Before last year's CES I wanted this device. Period. Just about cost-no-object too, and they priced it as such. But after CES, it became clear that the future wasn't going to be in static E-Ink. Why would it be, when you can slap Mirasol in there and have full-motion video for less battery drain than E-Ink refreshing every second? My expectations for the form factor were raised. With a color bistable screen that could do refreshes that fast while sipping battery power, why not wait? Mate the form factor with a pen/touch hybrid layer with a VGA out and suddenly it's a replacement for a laptop as a presentation device, you can annotate your files live, etc. Someone will put the pieces together, eventually.
I'm not describing the iPad; its stupid reliance on iTunes as a tunnel for all of your data is not acceptable, nor is the gimped iOS (complete with arms race between Jobs and jailbreakers), nor is its IPS screen and consequent eyestrain and large battery to allow anything close to usable battery life. I'm describing the evolution of e-readers and their eventual convergence with netbooks/small laptops.

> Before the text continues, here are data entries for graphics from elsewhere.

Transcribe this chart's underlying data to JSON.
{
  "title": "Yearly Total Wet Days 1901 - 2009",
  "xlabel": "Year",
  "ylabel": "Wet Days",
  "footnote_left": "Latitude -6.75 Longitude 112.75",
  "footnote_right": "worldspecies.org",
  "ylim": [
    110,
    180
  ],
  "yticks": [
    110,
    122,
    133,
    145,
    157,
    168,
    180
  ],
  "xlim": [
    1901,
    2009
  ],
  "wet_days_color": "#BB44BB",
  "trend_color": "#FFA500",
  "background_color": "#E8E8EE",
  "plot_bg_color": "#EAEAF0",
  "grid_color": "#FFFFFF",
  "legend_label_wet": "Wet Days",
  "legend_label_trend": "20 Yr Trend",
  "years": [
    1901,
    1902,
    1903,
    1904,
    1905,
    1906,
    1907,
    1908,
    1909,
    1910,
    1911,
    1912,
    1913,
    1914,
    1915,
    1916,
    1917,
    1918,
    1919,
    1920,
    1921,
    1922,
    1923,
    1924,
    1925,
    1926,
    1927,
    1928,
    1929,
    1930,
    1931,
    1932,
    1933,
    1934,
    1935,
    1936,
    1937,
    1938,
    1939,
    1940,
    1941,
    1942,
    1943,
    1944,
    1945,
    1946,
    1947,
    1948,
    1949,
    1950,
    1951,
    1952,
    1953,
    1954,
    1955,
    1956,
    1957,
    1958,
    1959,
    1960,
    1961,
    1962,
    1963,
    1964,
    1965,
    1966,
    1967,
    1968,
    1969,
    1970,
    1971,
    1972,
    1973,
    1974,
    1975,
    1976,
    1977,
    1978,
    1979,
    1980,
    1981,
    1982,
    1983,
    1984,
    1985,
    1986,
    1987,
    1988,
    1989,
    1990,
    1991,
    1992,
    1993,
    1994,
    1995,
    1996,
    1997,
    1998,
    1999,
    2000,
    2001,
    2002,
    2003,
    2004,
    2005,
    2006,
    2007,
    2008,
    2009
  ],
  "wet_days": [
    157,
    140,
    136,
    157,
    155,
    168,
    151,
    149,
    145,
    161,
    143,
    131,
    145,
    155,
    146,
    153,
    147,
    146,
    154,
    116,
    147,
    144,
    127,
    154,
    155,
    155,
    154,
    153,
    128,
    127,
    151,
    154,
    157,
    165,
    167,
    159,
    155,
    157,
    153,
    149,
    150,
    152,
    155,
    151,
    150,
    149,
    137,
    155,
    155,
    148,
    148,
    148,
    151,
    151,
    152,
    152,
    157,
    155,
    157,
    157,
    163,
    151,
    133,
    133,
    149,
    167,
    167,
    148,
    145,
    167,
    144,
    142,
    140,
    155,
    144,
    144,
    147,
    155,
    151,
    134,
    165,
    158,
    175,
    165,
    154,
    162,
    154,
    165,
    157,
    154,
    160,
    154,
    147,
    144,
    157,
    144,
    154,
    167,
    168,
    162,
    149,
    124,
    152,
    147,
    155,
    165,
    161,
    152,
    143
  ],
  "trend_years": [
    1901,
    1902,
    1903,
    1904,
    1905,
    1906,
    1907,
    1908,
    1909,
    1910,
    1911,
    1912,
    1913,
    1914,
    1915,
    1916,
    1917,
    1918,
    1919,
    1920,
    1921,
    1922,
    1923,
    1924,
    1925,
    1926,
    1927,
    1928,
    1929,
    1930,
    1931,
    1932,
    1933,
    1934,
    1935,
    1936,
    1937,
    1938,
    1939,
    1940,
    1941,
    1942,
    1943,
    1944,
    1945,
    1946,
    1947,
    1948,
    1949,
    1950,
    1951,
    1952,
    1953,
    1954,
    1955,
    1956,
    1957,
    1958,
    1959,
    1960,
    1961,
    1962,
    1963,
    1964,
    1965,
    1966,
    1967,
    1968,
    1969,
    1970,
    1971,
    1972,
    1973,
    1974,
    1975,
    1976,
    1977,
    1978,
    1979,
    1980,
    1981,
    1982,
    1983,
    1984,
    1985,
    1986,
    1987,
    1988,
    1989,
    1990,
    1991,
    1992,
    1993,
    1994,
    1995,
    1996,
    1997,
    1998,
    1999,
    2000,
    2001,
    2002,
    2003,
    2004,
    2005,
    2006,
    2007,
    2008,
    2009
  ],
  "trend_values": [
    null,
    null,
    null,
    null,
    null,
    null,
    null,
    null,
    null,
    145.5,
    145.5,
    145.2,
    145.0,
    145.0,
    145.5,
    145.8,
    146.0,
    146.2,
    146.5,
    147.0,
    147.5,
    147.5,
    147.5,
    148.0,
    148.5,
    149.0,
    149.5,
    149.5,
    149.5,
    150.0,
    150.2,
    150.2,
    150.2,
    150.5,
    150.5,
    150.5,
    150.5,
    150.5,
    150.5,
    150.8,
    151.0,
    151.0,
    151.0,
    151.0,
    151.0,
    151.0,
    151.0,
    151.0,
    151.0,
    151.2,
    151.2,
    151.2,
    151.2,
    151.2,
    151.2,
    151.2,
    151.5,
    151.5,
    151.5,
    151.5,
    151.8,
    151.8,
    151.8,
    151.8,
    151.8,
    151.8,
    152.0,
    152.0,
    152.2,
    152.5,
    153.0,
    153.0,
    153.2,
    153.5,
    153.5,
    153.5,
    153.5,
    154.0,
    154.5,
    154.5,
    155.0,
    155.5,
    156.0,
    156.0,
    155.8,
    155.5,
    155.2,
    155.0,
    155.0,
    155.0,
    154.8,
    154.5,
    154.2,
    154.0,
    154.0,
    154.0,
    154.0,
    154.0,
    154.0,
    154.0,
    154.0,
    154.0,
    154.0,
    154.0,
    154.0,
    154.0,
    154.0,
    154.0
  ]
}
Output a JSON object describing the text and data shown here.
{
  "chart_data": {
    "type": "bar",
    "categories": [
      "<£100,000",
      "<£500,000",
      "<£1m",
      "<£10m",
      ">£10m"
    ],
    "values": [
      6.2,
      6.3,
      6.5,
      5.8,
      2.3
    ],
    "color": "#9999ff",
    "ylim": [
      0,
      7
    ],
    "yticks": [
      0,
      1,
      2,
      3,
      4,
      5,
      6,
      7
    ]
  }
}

Anyway, that's what is going on here.
Duke study finds solar power cheaper than nuclear, Coach K stronger than Roy
Aug 10th 2010 10:38AM (Engadget)The problem with all of these 'comparisons' is that they don't factor in the requisite infrastructure. Consider what happens if we take solar to the extreme: the grid has massive unpredictable spikes based on time and geographical location during the day based on weather - and produces next to nothing after dark. The only possible way to balance solar is either to have true global generation and sharing (unlikely for all sorts of obvious reasons, would require ocean bottom superconductors to prevent loss, $$, politics, etc) or to have very difficult to design battery and capacitor based installations to store up peaks during the day and discharge at night. Battery tech isn't fast enough and certainly isn't cheap enough to make that economical anytime soon.
Solar helps but it is not, and probably with its limitations will never be, the utopian solution these type of folks seem to think it could be. Nuclear on the other hand is steady, always-on, grid-friendly generation. These plants are plug-and-play with our current grid.
We could be building new meltdown-proof Integral Fast Reactor (IFR) plants that use what we currently classify as 'waste' for fuel RIGHT NOW if Clinton hadn't scrapped the entire research program to pacify some hippies back in the 90's. Go do a search on "IFR program," it's all public knowledge; it actually took more money to cancel than it would have to finish! We need more nuclear generation, as soon as we can get it. What we have is aging fast, and no new plants have been made for too long.